Wet­ter­schutz an der AKN-Sta­tion Burg­we­del (stadt­ein­wärts)

Sach­ver­halt

Auch wenn die Sta­tis­ti­ken für Ham­burg im Ver­gleich zu ande­ren deut­schen Städ­ten gar nicht so schlecht aus­fal­len und die Zah­len damit bes­ser sind als ihr Ruf – mit durch­schnitt­lich 133 Regen­ta­gen im Jahr kann das Wet­ter in der Han­se­stadt den­noch als „schmud­de­lig“ bezeich­net wer­den. Gerade in den letz­ten Tagen ver­riet der mor­gend­li­che Blick aus dem Fens­ter wie­der: Wer für gewöhn­lich mit dem Fahr­rad zur Arbeit fährt, steigt auf Busse und Bah­nen um; Regen­män­tel und ‑schirme haben Hochsaison.

Dass öffent­li­che Ver­kehrs­mit­tel bei schlech­tem Wet­ter noch stär­ker genutzt wer­den als bei Son­nen­schein, ist selbst­er­klä­rend. Umso wich­ti­ger ist es, dass bei den Pla­nun­gen für Hal­te­stel­len immer auch ein aus­rei­chen­der Wet­ter­schutz berück­sich­tigt wird.

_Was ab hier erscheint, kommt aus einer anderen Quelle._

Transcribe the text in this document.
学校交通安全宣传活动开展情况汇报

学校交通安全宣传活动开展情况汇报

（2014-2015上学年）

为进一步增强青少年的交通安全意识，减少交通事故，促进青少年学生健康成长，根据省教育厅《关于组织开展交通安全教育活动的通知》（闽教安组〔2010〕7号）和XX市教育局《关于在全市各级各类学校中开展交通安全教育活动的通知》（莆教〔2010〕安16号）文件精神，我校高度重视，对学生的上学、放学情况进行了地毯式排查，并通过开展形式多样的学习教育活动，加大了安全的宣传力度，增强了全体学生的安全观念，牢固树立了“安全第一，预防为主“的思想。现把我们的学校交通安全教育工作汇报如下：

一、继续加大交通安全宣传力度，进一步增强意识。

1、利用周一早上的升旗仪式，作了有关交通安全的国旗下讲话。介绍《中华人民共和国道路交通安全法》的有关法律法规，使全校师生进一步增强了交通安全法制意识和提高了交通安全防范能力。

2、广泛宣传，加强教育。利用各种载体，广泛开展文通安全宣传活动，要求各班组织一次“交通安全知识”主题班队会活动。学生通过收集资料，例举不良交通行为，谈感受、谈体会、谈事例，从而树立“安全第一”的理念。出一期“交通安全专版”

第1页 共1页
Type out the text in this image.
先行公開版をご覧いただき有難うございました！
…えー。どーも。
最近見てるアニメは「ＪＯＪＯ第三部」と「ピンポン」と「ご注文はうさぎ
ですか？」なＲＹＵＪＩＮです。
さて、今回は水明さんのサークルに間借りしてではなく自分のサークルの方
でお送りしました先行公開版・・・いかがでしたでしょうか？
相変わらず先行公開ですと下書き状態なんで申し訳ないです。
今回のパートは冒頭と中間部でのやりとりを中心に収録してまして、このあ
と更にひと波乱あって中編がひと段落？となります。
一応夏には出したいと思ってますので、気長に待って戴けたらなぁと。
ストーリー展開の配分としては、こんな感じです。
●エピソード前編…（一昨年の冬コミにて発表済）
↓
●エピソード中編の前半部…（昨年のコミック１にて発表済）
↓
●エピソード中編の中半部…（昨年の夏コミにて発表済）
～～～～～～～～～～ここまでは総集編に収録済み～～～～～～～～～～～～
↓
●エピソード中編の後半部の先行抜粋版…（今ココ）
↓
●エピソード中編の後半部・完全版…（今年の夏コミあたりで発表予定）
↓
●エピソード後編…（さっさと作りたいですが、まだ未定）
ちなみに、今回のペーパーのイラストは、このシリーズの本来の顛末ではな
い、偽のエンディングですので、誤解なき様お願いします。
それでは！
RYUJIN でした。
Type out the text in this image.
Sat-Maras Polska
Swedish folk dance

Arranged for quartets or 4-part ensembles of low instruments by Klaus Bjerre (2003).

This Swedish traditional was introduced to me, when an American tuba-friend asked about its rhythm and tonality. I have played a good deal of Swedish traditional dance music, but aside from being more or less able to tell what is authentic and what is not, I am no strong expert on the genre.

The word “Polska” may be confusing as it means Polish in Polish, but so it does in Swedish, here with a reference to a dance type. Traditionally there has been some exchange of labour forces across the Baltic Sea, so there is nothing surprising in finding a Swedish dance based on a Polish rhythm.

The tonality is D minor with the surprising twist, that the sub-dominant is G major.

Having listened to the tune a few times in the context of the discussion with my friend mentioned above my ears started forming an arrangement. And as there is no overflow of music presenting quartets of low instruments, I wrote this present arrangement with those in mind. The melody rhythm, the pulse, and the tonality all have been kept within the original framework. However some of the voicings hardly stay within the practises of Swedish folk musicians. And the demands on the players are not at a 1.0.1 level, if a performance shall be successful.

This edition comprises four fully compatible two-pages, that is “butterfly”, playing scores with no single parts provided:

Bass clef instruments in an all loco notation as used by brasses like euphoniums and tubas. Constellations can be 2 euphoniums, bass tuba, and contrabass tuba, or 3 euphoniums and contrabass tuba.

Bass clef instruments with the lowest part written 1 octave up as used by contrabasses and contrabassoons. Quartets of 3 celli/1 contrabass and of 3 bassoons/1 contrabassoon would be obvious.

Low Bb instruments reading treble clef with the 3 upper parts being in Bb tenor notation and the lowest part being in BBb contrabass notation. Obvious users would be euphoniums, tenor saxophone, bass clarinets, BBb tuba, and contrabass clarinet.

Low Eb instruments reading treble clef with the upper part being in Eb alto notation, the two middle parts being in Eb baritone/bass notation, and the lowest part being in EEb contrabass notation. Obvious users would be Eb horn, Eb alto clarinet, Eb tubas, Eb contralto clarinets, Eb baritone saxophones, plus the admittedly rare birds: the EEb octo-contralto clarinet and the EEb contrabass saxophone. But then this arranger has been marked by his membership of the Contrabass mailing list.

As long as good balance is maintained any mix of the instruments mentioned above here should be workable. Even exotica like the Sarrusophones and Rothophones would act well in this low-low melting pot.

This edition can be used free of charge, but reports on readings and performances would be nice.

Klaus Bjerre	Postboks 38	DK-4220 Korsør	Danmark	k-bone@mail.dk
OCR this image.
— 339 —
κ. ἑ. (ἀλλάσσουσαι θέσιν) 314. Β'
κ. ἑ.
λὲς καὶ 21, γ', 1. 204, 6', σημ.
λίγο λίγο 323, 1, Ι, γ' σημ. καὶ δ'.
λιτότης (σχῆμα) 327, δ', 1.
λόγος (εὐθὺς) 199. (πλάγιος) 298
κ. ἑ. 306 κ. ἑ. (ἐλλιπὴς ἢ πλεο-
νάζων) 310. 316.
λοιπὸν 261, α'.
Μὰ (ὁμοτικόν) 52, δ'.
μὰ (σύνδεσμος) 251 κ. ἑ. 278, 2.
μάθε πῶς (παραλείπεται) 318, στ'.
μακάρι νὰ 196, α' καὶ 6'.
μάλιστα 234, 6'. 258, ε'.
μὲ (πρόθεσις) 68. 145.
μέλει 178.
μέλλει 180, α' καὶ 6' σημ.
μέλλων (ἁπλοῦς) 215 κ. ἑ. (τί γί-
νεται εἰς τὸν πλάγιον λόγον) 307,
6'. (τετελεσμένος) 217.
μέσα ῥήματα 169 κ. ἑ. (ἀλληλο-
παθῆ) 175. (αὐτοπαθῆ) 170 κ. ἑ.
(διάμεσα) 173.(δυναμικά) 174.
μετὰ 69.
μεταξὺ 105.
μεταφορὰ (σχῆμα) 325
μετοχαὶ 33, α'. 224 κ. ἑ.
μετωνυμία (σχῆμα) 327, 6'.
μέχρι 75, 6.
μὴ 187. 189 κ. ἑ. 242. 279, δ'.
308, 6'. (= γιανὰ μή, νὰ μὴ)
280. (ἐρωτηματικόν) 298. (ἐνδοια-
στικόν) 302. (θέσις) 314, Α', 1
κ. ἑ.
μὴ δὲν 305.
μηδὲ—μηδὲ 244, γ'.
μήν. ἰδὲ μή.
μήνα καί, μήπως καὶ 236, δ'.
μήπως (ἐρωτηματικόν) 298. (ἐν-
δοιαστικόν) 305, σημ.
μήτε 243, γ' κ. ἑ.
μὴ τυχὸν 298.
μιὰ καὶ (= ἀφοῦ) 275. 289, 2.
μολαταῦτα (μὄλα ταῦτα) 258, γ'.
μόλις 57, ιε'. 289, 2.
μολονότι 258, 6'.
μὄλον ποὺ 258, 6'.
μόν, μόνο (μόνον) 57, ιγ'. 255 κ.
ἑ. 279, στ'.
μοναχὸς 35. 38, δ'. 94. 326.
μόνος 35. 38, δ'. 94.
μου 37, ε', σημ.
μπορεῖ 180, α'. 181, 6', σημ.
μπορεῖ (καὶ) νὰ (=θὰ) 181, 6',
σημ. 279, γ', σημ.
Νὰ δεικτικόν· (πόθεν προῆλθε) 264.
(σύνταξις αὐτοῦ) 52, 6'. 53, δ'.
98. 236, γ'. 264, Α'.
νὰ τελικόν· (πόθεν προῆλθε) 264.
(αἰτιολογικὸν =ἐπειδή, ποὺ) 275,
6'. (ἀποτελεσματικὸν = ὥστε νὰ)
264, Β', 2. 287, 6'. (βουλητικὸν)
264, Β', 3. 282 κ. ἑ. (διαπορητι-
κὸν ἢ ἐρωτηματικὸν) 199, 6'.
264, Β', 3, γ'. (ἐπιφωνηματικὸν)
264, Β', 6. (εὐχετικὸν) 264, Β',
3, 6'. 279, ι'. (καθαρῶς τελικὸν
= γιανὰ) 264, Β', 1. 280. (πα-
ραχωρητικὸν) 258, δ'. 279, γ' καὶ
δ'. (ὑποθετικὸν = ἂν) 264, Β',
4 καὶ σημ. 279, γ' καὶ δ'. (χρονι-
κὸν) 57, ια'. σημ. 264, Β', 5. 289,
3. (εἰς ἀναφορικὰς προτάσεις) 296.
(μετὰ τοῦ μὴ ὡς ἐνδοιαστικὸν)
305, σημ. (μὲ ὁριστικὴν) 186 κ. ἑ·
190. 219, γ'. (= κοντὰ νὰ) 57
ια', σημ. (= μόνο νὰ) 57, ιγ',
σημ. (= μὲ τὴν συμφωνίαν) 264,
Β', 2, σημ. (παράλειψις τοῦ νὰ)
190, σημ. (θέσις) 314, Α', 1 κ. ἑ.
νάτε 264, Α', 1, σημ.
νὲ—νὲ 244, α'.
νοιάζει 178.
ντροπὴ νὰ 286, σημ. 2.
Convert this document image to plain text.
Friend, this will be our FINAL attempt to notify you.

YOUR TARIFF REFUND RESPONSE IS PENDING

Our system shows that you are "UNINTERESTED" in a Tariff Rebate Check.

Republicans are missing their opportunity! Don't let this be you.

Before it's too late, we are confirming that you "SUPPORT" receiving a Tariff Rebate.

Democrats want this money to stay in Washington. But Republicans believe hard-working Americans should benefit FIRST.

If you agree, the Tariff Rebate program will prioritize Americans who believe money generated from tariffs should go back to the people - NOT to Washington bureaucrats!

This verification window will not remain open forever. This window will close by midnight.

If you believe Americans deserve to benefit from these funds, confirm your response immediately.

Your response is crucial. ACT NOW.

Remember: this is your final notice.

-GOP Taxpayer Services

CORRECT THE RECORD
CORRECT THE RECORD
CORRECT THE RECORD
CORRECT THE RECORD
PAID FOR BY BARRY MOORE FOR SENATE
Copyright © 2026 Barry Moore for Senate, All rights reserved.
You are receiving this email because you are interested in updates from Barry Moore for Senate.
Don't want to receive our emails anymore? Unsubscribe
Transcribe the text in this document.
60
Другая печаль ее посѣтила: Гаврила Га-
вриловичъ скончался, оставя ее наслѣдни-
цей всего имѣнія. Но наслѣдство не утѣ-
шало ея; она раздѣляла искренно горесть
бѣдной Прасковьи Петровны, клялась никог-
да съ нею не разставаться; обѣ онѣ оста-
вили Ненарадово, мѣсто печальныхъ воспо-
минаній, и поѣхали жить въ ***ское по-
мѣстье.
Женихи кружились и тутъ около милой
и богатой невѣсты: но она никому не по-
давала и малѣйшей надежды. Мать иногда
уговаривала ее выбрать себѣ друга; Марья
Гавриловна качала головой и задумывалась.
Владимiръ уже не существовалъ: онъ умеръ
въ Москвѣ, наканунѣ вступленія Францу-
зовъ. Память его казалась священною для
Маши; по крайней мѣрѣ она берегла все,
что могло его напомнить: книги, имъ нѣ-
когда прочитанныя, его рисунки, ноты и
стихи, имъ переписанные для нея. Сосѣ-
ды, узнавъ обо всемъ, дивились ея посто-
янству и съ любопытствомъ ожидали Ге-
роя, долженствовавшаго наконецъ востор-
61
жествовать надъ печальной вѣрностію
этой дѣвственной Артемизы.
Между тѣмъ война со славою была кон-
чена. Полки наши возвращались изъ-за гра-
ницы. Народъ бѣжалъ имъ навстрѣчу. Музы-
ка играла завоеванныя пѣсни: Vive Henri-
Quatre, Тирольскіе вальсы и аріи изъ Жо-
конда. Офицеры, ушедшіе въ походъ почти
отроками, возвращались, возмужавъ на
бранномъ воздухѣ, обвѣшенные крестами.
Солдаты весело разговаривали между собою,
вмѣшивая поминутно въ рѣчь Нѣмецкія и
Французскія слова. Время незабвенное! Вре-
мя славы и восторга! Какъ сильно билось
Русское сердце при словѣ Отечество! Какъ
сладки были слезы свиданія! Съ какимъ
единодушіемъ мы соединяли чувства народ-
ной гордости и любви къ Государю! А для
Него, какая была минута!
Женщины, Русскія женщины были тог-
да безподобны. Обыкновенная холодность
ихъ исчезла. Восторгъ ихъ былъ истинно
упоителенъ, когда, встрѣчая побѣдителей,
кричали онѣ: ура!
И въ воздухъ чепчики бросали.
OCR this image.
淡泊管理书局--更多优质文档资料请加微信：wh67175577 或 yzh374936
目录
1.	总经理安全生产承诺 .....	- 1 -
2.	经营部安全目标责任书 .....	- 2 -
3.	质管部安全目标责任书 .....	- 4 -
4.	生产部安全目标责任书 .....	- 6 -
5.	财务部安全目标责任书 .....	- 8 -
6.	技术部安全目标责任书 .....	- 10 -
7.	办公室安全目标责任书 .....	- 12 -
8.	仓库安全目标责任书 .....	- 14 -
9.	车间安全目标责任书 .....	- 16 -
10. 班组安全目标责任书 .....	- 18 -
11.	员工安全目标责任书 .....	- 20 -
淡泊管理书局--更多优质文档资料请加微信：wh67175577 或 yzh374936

Eben die­ser aus­rei­chende Wet­ter­schutz scheint bei der neu geschaf­fe­nen AKN-Sta­tion Burg­we­del nicht gege­ben zu sein. In den letz­ten Wochen mehr­ten sich die Anfra­gen von Bür­gern, die sich dar­über sorg­ten, wo man sich bei schlech­tem Wet­ter denn unter­stel­len solle.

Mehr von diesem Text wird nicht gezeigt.